Ohio State wouldn’t be acting alone in that endeavor. Nearly 200 other colleges and universities across the nation either have already severed their ties with Coca-Cola or are in the process of doing so. But, for Ohio State, arriving at such a conclusion could prove costly. As previously mentioned, Coca-Cola has paid the university $30 million since 1998 for the rights to its captive audience, and the majority of that money has gone toward funding student activities. However, SAC reminds students that Coke isn’t the only large soft drink company out there, but it is the only one that has had such serious allegations of human and workers rights violations leveled against it.

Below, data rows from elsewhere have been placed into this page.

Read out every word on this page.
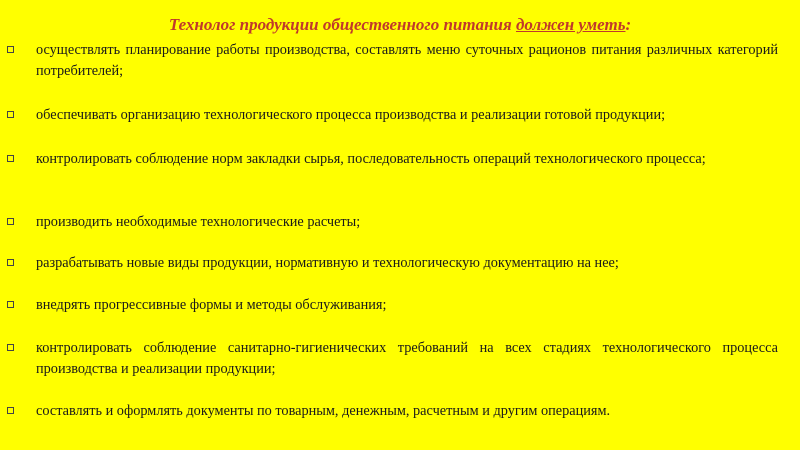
Технолог продукции общественного питания должен уметь:
осуществлять планирование работы производства, составлять меню суточных рационов питания различных категорий потребителей;
обеспечивать организацию технологического процесса производства и реализации готовой продукции;
контролировать соблюдение норм закладки сырья, последовательность операций технологического процесса;
производить необходимые технологические расчеты;
разрабатывать новые виды продукции, нормативную и технологическую документацию на нее;
внедрять прогрессивные формы и методы обслуживания;
контролировать соблюдение санитарно-гигиенических требований на всех стадиях технологического процесса производства и реализации продукции;
составлять и оформлять документы по товарным, денежным, расчетным и другим операциям.
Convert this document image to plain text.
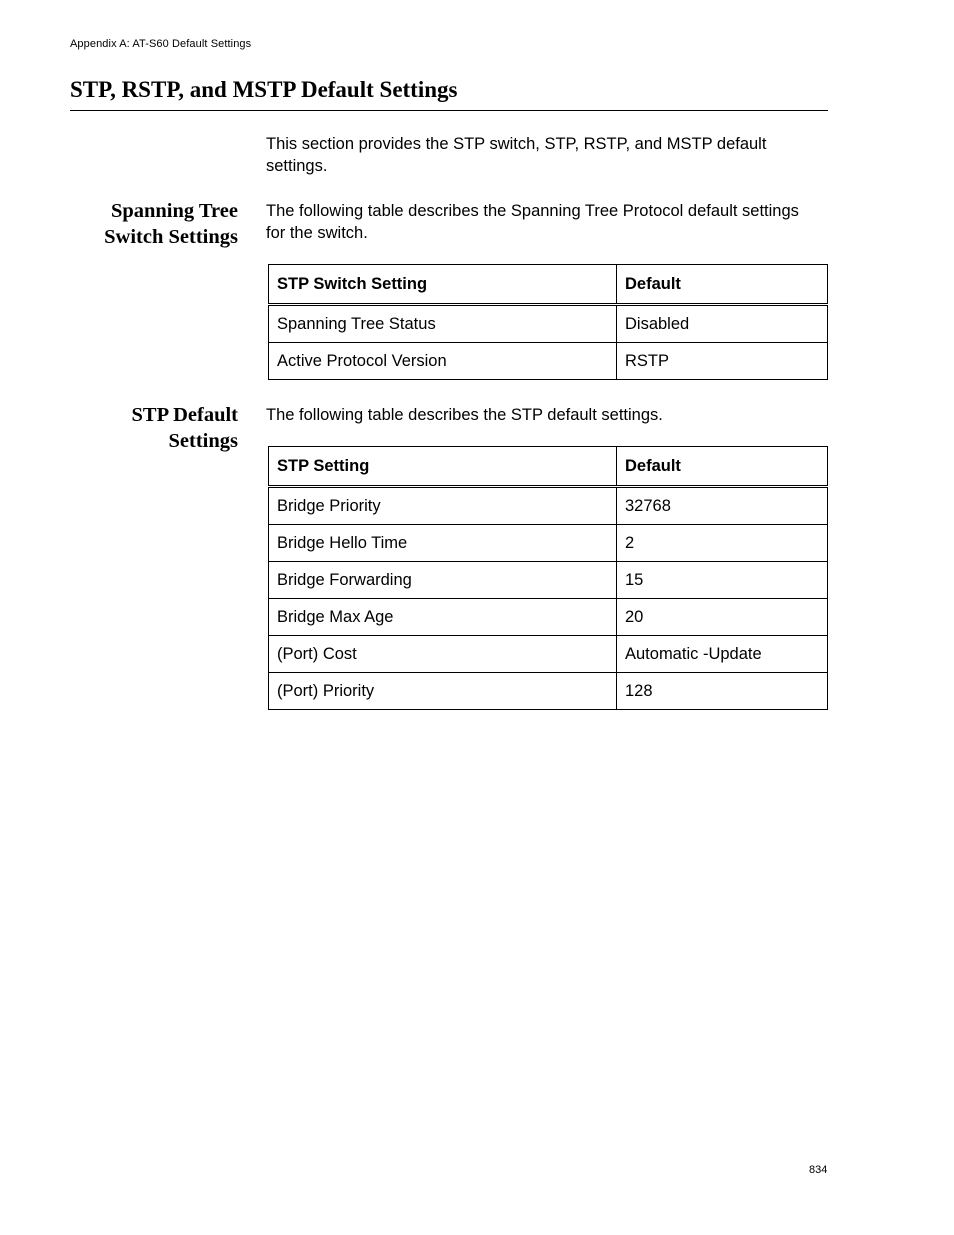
Appendix A: AT-S60 Default Settings
STP, RSTP, and MSTP Default Settings

This section provides the STP switch, STP, RSTP, and MSTP default settings.

Spanning Tree
Switch Settings

The following table describes the Spanning Tree Protocol default settings for the switch.

STP Switch Setting	Default
Spanning Tree Status	Disabled
Active Protocol Version	RSTP
STP Default
Settings

The following table describes the STP default settings.

STP Setting	Default
Bridge Priority	32768
Bridge Hello Time	2
Bridge Forwarding	15
Bridge Max Age	20
(Port) Cost	Automatic -Update
(Port) Priority	128
834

For the time being, Klatka and SAC are still doing all they can to try and get OSU administrators to take a second look at the renewal. From meeting with President Gee to lobbying the USG to get the issue on this spring’s ballot, SAC shows no sign of giving up without a fight. For anyone interested in helping, Klatka encourages you to “write e-mails or letters to administrators. I think just letting administrators know this is an issue [will help].”
Klatka points out that, even though the university’s contract with Coke doesn’t come up until June, OSU won’t go a second without a soft drink contract and will likely re-sign sooner than later. Could a rival, like Pepsi, swoop down in the meantime? Not likely. “Coca-Cola put a clause [in the contract] that if [OSU] decides to speak to, say, Pepsi or some other bottler, Coca Cola has the right to back out of everything.”
In what could be one of the biggest understatements of OSU’s ten-year love affair with Coca-Cola, Klatka describes the whole situation thus: “It’s kind of frustrating.”